A metabolic state where the liver converts fat into ketone bodies (acetoacetate, beta-hydroxybutyrate) used as fuel when carbohydrate intake is very low (typically <50g/day).

Definition

A metabolic state where the liver converts fat into ketone bodies (acetoacetate, beta-hydroxybutyrate) used as fuel when carbohydrate intake is very low (typically <50g/day). Basis of the ketogenic diet.

What Is Ketosis?

Ketosis is a metabolic state in which the body shifts its primary fuel source from glucose (derived from carbohydrates) to ketone bodies (derived from fat). It occurs when carbohydrate intake is sufficiently restricted — typically below 20–50 grams of net carbohydrates per day — causing liver glycogen stores to deplete and the liver to begin converting fatty acids into three ketone bodies: beta-hydroxybutyrate (BHB), acetoacetate, and acetone.

Nutritional ketosis is distinct from diabetic ketoacidosis (DKA), a dangerous condition seen in uncontrolled type 1 diabetes. In nutritional ketosis, blood ketone levels typically range from 0.5 to 3.0 mmol/L, whereas DKA involves levels above 10 mmol/L alongside hyperglycemia.

How Ketosis Works

When dietary carbohydrate is low, insulin levels fall and glucagon rises. This hormonal shift signals adipose tissue to release stored fatty acids into the bloodstream. The liver takes up these fatty acids and, through beta-oxidation followed by ketogenesis, produces ketone bodies. These ketones are then exported to peripheral tissues — including the brain, heart, and skeletal muscle — which use them as a highly efficient energy substrate.

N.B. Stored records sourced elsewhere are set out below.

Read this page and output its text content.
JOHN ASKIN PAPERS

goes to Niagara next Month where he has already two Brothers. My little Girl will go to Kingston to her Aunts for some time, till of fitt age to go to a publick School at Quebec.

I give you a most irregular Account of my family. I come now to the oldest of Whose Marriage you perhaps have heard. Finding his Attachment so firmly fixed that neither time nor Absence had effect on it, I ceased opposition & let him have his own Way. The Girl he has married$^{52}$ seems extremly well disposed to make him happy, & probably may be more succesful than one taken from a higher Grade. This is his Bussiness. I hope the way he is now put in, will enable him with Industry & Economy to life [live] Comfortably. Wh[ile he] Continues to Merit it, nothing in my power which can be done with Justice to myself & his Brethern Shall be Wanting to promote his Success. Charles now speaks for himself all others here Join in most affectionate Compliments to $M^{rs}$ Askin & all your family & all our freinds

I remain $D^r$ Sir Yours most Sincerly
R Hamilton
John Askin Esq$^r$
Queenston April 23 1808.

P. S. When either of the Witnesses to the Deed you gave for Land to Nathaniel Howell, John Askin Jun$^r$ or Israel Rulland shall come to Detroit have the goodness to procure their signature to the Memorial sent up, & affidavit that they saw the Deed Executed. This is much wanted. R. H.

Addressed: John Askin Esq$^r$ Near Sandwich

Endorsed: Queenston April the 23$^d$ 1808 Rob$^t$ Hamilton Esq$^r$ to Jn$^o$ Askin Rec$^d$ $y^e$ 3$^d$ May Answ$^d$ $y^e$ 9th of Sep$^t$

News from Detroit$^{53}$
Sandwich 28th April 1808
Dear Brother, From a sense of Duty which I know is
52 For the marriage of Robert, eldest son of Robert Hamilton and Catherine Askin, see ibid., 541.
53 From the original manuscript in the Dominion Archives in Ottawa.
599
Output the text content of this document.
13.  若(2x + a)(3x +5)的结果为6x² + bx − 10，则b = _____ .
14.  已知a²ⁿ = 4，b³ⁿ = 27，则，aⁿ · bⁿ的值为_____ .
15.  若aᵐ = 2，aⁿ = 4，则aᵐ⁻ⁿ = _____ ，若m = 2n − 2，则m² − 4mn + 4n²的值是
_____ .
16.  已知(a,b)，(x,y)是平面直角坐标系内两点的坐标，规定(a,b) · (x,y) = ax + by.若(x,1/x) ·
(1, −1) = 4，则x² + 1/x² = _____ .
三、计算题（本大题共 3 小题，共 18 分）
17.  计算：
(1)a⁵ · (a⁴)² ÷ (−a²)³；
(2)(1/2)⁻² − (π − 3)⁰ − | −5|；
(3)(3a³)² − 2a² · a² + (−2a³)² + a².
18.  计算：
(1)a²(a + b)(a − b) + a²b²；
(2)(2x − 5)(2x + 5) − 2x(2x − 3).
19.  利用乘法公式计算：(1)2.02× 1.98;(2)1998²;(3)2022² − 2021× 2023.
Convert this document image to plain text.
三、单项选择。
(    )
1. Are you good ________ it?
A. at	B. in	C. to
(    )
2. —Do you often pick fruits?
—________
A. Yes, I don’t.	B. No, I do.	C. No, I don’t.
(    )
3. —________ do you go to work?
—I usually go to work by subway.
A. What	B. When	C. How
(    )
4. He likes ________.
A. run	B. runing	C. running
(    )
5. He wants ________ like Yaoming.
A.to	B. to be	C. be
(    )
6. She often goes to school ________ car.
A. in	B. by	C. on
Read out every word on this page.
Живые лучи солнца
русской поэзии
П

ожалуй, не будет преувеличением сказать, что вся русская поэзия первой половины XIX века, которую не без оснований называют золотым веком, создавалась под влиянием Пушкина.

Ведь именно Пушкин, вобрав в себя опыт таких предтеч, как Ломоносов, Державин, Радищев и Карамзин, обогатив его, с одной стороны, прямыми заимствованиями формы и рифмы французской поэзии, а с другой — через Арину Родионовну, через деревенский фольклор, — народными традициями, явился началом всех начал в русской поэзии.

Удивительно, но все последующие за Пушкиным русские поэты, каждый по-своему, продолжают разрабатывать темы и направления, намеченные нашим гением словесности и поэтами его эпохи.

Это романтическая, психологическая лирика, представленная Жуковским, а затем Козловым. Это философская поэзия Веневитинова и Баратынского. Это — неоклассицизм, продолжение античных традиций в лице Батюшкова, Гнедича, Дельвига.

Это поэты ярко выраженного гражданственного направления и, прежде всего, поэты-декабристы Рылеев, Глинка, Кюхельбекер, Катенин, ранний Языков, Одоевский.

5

  • Brain adaptation: The brain, which normally relies on glucose, can derive up to 70% of its energy from ketones after several weeks of adaptation.
  • Respiratory quotient: Fat oxidation produces a lower respiratory quotient (approximately 0.70) than carbohydrate oxidation (1.00), reflecting more efficient oxygen use per calorie.
  • Protein sparing: Ketones reduce the need for gluconeogenesis from amino acids, partially protecting lean muscle mass during energy restriction.

Practical Considerations

Achieving ketosis requires consistent adherence to a very low-carbohydrate diet. Most individuals enter ketosis within 2–4 days of restricting carbohydrates below 50 grams per day, though the timeline varies with activity level, individual metabolism, and prior glycogen stores. Blood ketone meters provide the most accurate measurement; urine strips are less reliable after the first few weeks of adaptation.

During the initial transition — sometimes called the keto-adaptation phase — individuals may experience fatigue, headache, and irritability. Adequate electrolyte intake (sodium 2,000–4,000 mg, potassium 3,500–4,700 mg, magnesium 300–500 mg daily) helps mitigate these symptoms. Long-term sustainability, lipid responses, and individual tolerance vary considerably and should be evaluated with a healthcare provider.